St-Onge et al. [24] reported no differences in TG concentrations after meals containing MCT or LCT, but greater suppression of acylated ghrelin in LCT. They also report a greater postprandial rise in PYY after MCT compared to LCT. Our results support these findings, as we report no difference in TG concentrations after breakfasts containing LCT, MCT or CLA. Our findings do not, however, reciprocate those regarding PYY, as we found no difference in absolute PYY concentrations and a significantly greater increase from baseline at 60 min in LCT. However, whereas PYY concentrations peaked at 60 min and started to decrease in LCT, concentrations continued to rise in MCT, and failed to reach a plateau. It is possible that PYY levels may have increased further and remained elevated, as it has been shown previously that PYY can remain elevated for beyond 300 min [62], which may explain decreased intake later in the day and in the following 24 h. As PYY secretion is initiated by the sensing of nutrients in the gastrointestinal lumen [63], this may be linked to the delay in gastric emptying caused by MCT. Further work is needed, utilising a longer sampling period, in order to investigate these speculations. Neary et al. [64] reported that only acylated ghrelin exerts orexigenic effects as only the acylated form can bind to the growth hormone secretagogue receptor type 1a (GHS-R1a) in order to activate the lateral hypothalamus: the orexigenic centre of the brain. More recent evidence has suggested that lipids suppress total and acylated ghrelin to the same extent [65], and thus TG may act as a surrogate marker for acylated ghrelin. Regardless, future work should include acylated ghrelin analysis to confirm this.

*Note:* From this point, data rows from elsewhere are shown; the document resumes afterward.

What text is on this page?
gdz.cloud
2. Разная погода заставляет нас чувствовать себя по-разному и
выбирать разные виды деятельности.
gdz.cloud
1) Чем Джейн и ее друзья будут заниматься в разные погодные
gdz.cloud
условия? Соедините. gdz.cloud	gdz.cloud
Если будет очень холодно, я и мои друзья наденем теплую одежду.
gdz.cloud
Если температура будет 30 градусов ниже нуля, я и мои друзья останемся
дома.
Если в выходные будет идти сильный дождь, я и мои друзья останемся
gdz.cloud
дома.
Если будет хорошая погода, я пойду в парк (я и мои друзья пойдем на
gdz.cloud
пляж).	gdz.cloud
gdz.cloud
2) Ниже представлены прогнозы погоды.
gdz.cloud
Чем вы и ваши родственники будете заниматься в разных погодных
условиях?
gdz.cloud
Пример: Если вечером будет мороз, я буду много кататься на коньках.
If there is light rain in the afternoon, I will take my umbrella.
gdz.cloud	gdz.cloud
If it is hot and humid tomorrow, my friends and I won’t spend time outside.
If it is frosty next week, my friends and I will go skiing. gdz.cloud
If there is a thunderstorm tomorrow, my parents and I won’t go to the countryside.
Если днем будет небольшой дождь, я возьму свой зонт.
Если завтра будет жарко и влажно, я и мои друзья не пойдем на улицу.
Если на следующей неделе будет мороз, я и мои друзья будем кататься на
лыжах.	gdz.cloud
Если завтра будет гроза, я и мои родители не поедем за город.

This study is, to our knowledge, the first study to compare the effect of MCT and CLA in healthy weight to overweight/obese individuals. Increased body fat has been shown to decrease circulating PYY concentrations as well as attenuated postprandial suppression of ghrelin [66]. Studies examining appetite regulation should take differences in these populations into consideration, as findings in lean or healthy weight individuals may not represent those with increased body mass or adiposity. We report no differences in energy intake between individuals with healthy weight and individuals with overweight or obesity; thus MCT exert same effect in both groups. This is despite our reporting increased β-HB and accelerated Tlag and Tlat in overweight/obese participants after MCT ingestion, where these parameters were delayed further in overweight/obese participants in LCT and CLA.

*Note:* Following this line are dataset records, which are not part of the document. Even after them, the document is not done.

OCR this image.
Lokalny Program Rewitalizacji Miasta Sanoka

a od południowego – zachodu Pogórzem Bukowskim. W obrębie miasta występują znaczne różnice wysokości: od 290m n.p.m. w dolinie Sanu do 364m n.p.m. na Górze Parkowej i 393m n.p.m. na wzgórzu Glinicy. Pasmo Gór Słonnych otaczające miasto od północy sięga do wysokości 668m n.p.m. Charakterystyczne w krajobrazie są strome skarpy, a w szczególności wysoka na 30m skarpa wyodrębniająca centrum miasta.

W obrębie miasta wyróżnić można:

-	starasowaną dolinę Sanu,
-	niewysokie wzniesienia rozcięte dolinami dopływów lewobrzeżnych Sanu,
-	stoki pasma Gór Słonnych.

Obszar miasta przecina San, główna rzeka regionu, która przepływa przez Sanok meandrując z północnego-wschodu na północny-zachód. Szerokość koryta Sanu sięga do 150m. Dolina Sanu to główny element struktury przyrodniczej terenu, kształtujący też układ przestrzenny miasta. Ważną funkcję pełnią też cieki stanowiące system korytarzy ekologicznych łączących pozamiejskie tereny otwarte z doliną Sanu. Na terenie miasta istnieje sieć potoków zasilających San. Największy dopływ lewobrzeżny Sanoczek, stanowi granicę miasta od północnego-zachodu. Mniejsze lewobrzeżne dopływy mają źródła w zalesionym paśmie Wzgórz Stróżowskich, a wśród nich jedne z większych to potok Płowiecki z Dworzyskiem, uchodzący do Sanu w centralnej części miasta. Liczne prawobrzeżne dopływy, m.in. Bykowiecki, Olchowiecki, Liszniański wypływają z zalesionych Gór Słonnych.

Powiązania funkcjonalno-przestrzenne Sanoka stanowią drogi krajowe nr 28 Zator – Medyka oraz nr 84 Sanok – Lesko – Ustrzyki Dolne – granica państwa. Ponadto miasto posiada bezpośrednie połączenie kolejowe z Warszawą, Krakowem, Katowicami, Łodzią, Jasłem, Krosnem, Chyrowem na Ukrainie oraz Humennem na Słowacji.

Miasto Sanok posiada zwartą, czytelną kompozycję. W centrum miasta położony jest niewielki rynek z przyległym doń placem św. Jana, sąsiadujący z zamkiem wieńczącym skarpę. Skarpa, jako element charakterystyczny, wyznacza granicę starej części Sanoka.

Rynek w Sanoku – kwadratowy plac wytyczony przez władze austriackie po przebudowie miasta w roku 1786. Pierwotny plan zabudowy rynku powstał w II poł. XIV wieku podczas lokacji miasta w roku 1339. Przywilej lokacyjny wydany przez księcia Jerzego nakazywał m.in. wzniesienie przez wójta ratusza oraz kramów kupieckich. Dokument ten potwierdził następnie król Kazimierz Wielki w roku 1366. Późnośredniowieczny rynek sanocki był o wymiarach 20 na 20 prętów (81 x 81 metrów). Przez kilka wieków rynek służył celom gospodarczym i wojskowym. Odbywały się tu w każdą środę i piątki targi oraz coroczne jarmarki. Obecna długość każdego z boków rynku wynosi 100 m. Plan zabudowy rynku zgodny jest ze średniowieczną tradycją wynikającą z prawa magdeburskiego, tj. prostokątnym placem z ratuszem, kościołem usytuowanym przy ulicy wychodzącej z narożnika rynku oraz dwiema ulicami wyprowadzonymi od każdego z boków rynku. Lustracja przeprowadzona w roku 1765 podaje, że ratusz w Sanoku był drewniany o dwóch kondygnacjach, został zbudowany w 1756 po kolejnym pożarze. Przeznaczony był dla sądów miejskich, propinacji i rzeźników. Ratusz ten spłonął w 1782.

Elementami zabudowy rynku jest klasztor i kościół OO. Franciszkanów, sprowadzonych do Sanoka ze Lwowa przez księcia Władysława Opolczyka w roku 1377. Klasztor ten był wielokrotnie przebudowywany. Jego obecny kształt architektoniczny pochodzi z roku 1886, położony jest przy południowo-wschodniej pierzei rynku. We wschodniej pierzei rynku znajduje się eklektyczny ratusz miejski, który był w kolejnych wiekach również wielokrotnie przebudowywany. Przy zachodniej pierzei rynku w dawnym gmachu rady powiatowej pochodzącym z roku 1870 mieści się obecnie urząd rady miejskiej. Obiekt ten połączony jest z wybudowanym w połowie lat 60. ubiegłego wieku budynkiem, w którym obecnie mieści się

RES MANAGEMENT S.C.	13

This study has shown novel findings that MCT exerts similar effects in healthy weight and obese individuals, via a MCT-mediated delay in gastric emptying, elevation in β-HB concentrations and suppression of ghrelin concentrations to a similar extent as LCT. However, there are several limitations to consider. We found that nausea was significantly higher in the MCT trial compared to both CON and CLA. This confounds our findings, as decreases in energy intake may be mediated by nausea, rather than altered appetite regulation; which would discredit the use of MCT. However, the differences in nausea scores were driven by high nausea in a small number (8/29) of participants. Why MCT causes nausea in some but not others is currently unknown and if MCT are to be developed or promoted as a satiating food product, which must be investigated to ensure their tolerability first. Practically, a product which causes nausea is unlikely to gain popularity or be utilised chronically, which would be the aim if they were designed to be utilised in weight loss strategies. Our results indicate most individuals do not respond negatively to MCT ingestion and that adverse effects are not related to palatability as this tended to be higher for the MCT. We also examined TG and not acylated (active) ghrelin, as discussed above.

In conclusion, we have shown that a single feeding of MCT reduce energy intake over a 48-h period compared to equicaloric LCT, whereas CLA do not. This may be mediated by increased β-HB concentrations or via delayed gastric emptying, which in turn may lead to prolonged elevated PYY concentrations; although further work is needed to confirm these hypotheses. We also show that MCT exert a similar effect in participants with healthy weight and overweight or obesity.